Backyard Wrestling: Don't Try This at Home
|a game by||Paradox Development|
|Editor Rating:||6.5/10, based on 1 review|
|User Rating:||6.0/10 - 1 vote|
|Rate this game:|
If you’ve ever seen white trash take a triple gainer off a Winnebago and crash through a collapsible table, you know backyard wrestling is ridiculous. But you must admit that with their larger-than-life brand of ultraviolence, these athletes couldn’t ask for a better home than your console. Taking the ruckus outside and into truck stops, slaughterhouses (don’t ask), and strip joints opens up whole new worlds of pain. Explosive fuel pumps replace padded turnbuckles, and pole dancers become environmental hazards waiting to crack your head with stiletto heels, just to name a few of the sadistic surprises you’ll find here. Don’t count on using this stuff the way it was intended, though. Unlike the routines real wrestlers choreograph, these matches are absolute button-mashing chaos. It’s still exciting in its own spastic, “Damn did you see that!” sort of way, and it’s just the game to enjoy with that buddy who stops by to try out your latest toys but can’t be bothered to memorize moves or study demanding strategy. Nonetheless, you’ll wanna play solo to unlock new faces and levels, but brawling against A.I. guys kind of sucks. Cheap computer opponents pull you out of moves and stage unlikely comebacks, try as you might to land that one last hit. And because you’ve gotta battle three or four consecutive brawlers before advancing up the ladder, even luck won’t help you make progress.

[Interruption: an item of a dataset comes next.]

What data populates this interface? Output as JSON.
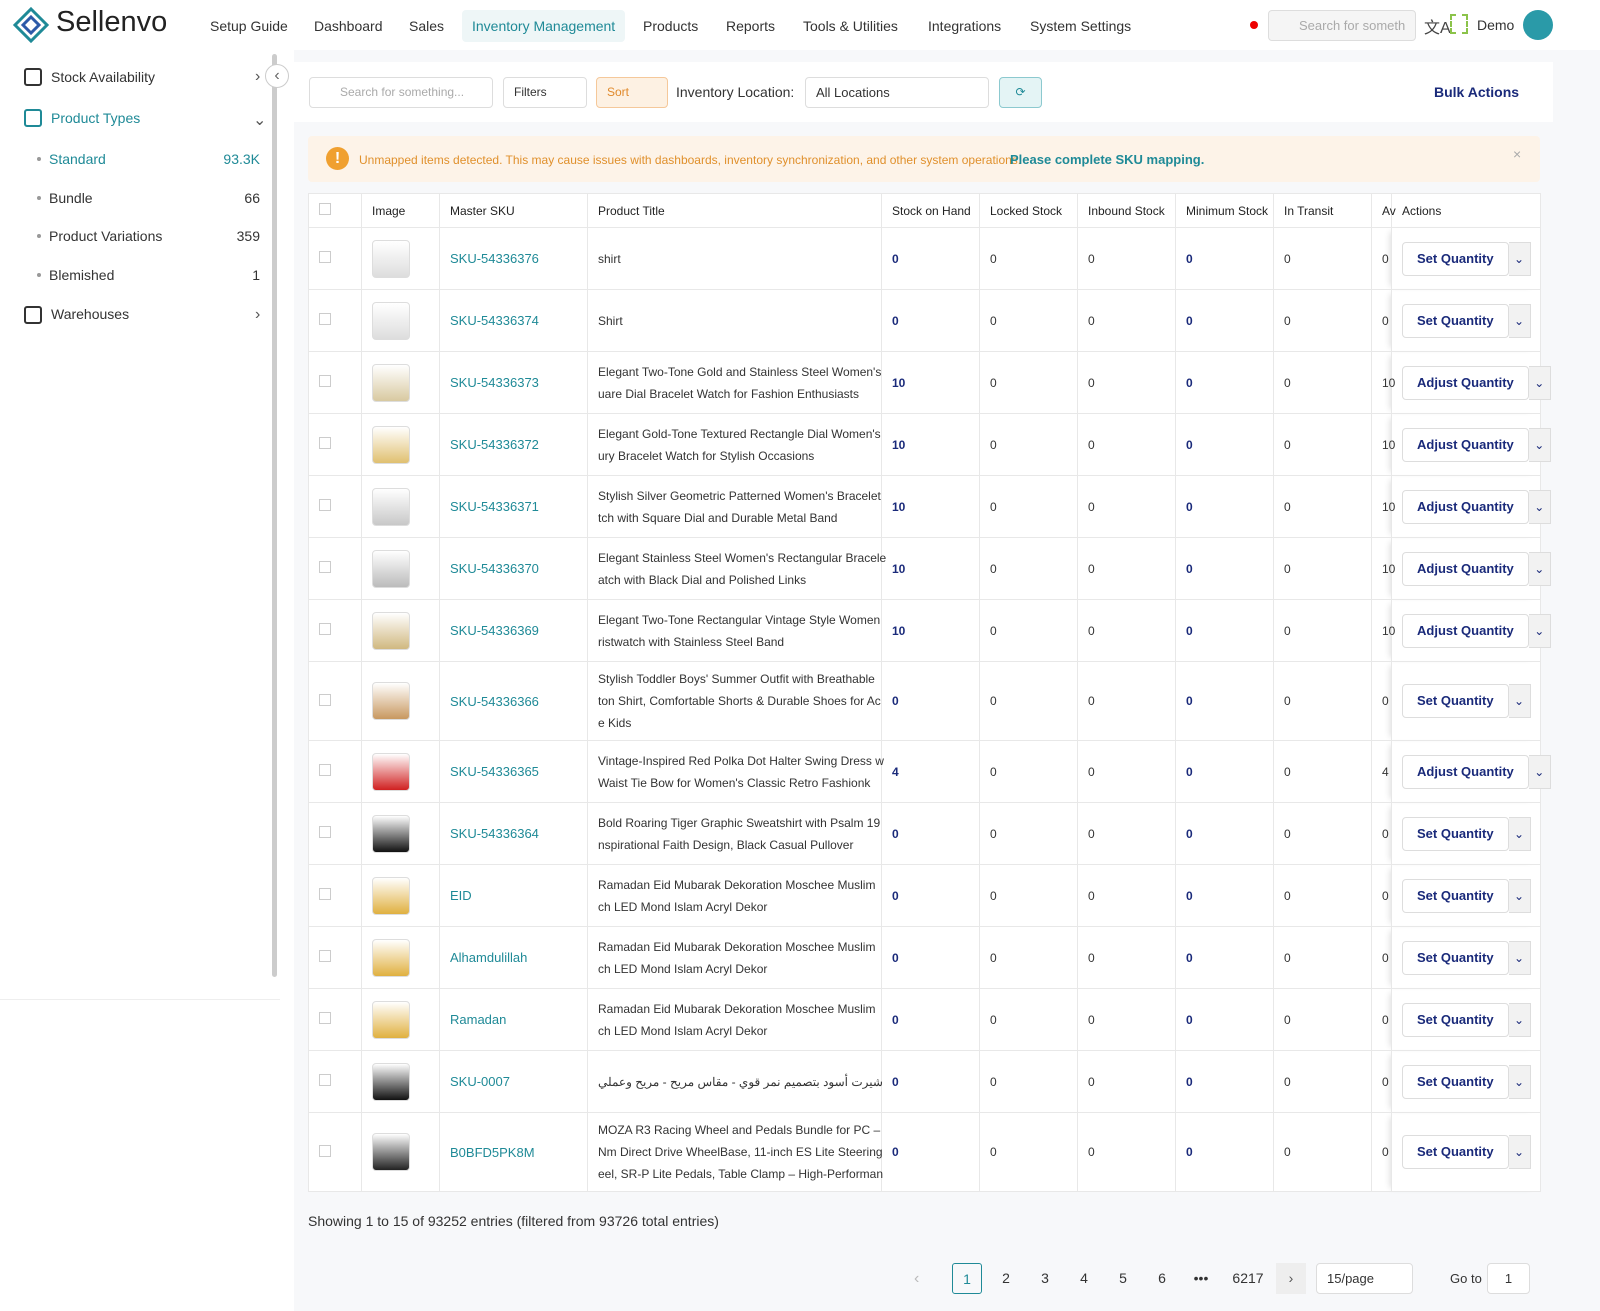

Pay no attention to the other Greg’s complaints; Backyard Wrestling is just what the doctor ordered. Assuming the doctor ordered a bunch of idiots trying to kill themselves for the sake of DVD sales. But that’s not important. This is a balls-out brawl that’s perfect for a quick throwdown with a pal (and maybe a few brewskies). It requires little-to-no strategy and doesn’t succumb to the constant grappling you find in most wrasslin’ titles...and, frankly, I welcome the simplicity. With hilarious, speedy action in massive, busy environments, who needs boring, predictable WWE superstars? Nerd bonus points: Backyard’s mayhem-packed game-play will remind old-school gamers a lot of the insanely fun Power Stone series on Dreamcast, except minus the power-ups and fruity characters.
Don’t try this at home, Backyard Wrestling proclaims, and truer words have never been spoken or written. I also recommend not playing it in the following places: Anywhere on Earth. Gameplay here redefines “broken.” The action is so hyperfast that the wrestlers are sprinting at all times. It’s not just frenetic—it’s absurd. Swing a deadly weapon, and you’ll find out it’s anything but, as enemies oftentimes run right through them unimpeded. Thrown items like tires act as homing weapons, targeting a player even as he (or she) flees in comical terror. A.I. grapplers are as accommodating as they are brain-dead: You can perform aerial attacks with ease because the A.I. foes actually wait underneath platforms, seemingly oblivious to the opponent lurking above. Just don’t.